Ríone sighed. She was overreacting. It would do her well if she distracted herself with something else. Like watching a show on her phone, or maybe even sit on the beach for a while.
She loosened the buttons of her trench coat. She reclined on the couch, staring into space. Her face looked gaunt - eyes bloodshot with tiredness, face darkened and hair messy. So much had happened in the past twenty-four hours. It played with her resolution to stay here and face her demons.
She wished the girls were here with her. At least they would listen to her, keep her mind away from the things that have been happening of late. They were little rays of sunshine in her dreary life. Two bright suns who gave the light to her moon. Oh, how she missed them!

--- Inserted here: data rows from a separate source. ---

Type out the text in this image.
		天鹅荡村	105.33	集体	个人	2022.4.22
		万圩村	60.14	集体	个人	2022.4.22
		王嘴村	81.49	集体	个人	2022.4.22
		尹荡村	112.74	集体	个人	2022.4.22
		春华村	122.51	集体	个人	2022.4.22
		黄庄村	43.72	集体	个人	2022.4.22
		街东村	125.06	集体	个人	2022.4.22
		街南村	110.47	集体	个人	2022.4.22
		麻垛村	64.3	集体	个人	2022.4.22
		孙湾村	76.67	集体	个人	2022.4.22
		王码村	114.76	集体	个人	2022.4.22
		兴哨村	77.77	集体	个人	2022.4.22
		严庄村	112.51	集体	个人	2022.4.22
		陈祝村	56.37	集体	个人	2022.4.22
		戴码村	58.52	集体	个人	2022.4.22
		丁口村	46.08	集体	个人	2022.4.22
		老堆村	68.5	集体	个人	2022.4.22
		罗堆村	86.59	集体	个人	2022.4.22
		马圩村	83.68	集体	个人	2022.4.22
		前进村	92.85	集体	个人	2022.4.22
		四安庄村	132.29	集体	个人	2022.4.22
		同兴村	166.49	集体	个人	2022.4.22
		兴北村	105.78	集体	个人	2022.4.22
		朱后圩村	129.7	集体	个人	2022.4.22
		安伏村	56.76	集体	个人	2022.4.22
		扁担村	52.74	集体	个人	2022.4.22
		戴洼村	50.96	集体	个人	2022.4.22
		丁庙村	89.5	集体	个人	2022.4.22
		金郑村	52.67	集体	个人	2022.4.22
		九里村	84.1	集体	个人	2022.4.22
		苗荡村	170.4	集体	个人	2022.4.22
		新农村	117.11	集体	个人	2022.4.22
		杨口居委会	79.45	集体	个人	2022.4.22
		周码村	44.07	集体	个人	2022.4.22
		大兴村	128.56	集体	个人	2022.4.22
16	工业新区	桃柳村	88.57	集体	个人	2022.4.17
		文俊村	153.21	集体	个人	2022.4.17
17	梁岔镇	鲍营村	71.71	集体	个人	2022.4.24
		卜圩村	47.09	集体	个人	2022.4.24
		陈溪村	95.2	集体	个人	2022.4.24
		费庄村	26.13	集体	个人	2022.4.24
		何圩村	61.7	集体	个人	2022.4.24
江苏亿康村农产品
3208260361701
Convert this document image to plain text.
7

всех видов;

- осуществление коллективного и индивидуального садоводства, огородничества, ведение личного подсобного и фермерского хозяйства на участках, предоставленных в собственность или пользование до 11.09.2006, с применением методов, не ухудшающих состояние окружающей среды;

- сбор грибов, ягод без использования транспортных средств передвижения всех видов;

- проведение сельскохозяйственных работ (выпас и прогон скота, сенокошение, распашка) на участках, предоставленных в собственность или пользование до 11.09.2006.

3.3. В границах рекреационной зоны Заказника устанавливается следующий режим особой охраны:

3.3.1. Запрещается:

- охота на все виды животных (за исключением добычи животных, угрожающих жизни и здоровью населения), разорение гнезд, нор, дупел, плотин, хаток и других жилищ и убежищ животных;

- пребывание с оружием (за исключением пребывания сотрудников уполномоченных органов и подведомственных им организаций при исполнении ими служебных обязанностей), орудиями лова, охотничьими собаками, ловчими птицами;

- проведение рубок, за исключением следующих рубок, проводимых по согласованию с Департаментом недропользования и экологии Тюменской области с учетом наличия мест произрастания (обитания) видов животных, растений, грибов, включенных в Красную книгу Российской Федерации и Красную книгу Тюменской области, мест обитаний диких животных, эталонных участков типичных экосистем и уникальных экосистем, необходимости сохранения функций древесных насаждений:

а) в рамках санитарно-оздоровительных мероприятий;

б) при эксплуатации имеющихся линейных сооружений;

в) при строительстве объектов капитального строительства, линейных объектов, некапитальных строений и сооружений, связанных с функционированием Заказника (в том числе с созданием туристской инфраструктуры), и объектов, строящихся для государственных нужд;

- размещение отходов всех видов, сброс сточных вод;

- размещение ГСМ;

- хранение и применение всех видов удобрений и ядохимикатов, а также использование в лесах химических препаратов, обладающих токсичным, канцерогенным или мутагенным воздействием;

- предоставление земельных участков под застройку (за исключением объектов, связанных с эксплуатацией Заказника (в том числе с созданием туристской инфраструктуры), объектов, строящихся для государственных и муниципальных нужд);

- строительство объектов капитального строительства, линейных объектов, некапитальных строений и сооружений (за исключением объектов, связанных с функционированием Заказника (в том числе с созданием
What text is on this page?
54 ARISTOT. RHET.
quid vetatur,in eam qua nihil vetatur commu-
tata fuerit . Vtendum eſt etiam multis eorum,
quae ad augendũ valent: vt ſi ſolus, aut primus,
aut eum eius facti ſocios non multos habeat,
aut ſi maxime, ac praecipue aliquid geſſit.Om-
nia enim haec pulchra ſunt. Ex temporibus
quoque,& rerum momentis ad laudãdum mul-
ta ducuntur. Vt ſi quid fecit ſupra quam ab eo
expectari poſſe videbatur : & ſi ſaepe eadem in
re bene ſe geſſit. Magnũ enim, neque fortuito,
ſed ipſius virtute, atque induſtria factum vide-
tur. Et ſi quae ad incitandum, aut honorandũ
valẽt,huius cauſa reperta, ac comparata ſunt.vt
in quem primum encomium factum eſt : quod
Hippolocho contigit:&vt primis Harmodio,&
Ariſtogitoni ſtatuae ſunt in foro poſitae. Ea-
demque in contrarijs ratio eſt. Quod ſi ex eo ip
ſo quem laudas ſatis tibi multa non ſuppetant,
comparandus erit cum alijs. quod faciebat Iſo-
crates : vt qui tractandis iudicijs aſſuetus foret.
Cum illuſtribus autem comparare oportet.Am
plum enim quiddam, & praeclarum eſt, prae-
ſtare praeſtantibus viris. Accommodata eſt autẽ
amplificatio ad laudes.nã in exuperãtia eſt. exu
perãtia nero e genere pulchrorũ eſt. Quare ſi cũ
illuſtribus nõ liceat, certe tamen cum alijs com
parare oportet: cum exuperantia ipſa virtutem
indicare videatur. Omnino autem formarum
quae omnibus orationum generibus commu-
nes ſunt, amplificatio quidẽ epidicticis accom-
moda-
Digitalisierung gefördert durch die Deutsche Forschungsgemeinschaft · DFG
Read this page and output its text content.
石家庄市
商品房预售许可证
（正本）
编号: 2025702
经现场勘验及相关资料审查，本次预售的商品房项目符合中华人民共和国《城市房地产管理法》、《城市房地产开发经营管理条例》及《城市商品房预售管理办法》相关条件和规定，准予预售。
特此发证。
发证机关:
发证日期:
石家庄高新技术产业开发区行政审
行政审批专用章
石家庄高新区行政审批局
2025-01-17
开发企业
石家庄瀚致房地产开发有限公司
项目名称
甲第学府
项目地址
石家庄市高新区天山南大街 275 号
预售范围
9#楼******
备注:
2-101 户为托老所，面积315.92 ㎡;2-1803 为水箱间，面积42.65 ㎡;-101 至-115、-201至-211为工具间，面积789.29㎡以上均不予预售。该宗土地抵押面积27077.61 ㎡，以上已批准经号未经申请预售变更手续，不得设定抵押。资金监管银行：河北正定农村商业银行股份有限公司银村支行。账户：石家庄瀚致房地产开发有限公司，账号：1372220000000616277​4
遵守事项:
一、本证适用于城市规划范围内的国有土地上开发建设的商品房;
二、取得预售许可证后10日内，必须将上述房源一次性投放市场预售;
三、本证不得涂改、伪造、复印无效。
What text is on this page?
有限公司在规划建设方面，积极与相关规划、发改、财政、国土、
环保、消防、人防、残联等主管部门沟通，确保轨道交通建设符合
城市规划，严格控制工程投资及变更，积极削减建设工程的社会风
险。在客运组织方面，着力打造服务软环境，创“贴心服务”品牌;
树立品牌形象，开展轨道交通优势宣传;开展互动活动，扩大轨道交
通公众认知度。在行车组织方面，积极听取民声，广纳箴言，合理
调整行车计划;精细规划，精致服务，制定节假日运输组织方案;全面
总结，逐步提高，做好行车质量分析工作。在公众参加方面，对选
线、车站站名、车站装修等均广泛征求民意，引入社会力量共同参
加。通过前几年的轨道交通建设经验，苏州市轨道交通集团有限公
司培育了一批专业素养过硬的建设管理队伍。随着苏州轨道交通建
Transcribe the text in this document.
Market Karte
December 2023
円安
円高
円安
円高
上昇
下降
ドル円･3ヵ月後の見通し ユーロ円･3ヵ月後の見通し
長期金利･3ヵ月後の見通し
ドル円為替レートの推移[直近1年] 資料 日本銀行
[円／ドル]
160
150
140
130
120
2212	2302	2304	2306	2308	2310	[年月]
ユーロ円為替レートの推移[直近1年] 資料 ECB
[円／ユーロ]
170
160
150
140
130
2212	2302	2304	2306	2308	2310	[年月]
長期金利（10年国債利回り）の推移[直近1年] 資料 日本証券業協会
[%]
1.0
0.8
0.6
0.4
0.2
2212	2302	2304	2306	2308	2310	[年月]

Tiredness kept into her bones. Her eyes drooped. She curled into a ball and reclined against the headrest of the sofa. She put both hands around herself and closed her eyes. Soon, she drifted off to sleep.
Ríone's tote containing her manuscript lay on the floor. Her phone lay forgotten beside her, an incoming call coming from Timothee ignored.
***
She had a dream that day.
In the dream, she was somewhere gloomy. It was silent, like the kind you find in a graveyard. Stretched beyond infinity, the place was the darkest shade of black. Like ripples on water and the lines of crumpled silk cloth, she could see clouds above the darkness. Along with that, there were scattered many stars akin to little yellow beads, yet their glow failed to light up the vastness of the heavens.
For a while she wondered if was amongst them, with the clouds. But then she realised that no, she was not there. She was somewhere beneath it. Somewhere on the ground.
Or not.
After a while of lying still, Ríone could feel something moving past her. The gentle touches of something like water. Sounds of sloshing waves whispered into her ears a hundred different tales, the words of which she failed to discern. A chill encompassed her body.
She tried to move. Tried to raise her hand. Unable to do that, she tried to move one of her fingers. Yet nothing happened. She could not move at all. She could not even see herself.
Where was she? Her mind was a muddle. She did not like it at all. Her heart raced, its pace akin to the beats of a dancer's footings. Each time the water washed over her, her heartbeats grew even faster.
This got to be her worst nightmare: submerged in some kind of sea, unable to move herself and forced to be awake and take in every detail around her. She did not want it. No, she was scared. So damn scared.
She tried to think of things that were not related to the sea. She tried to think about the sun, its warmth on a sunny day. Of the land beneath her feet, the assuring crunch of pebbles as she walked over them. The trees of Loutham, the many sounds of the city.
Yet the more she tried, it trapped her with greater vigour.
Ríone's face went white. Like Miss Eloise's corpse. Each time the waves washed over her, she wanted to scream, but her jaws would not move. Like the dead Miss Eloise. For a moment she wondered, did she still have her eyes? Maybe they were gone, just like Miss Eloise's.
That was when something thin caressed over her face.
It was thin and long, sleek and smooth. From the corner of her eyes, she reckoned it was of a pale shade. Like a hair strand. The same one which she had pulled out of her mouth the day before. Fear, no, something far more primal gripped her being.
For several more moments, she lay in that dreadful state until:
"Ah!"
Ríone woke up with a jerk on the sofa. She held her chest as bouts of fast breaths racked her body. Chills ran down from not just her spine, but from her entire body. That nightmare had left her high and dry.
She looked around herself to find out if she was still in the dreamscape or not. A sigh of relief escaped her lips on realising that the dream was indeed over. She was in the house and although evening had fallen already and it had grown dark, it was nothing like the impenetrable darkness of her dream. Did this what people see when they die? Possibly.
Little did she notice that the hems of her pants were wet.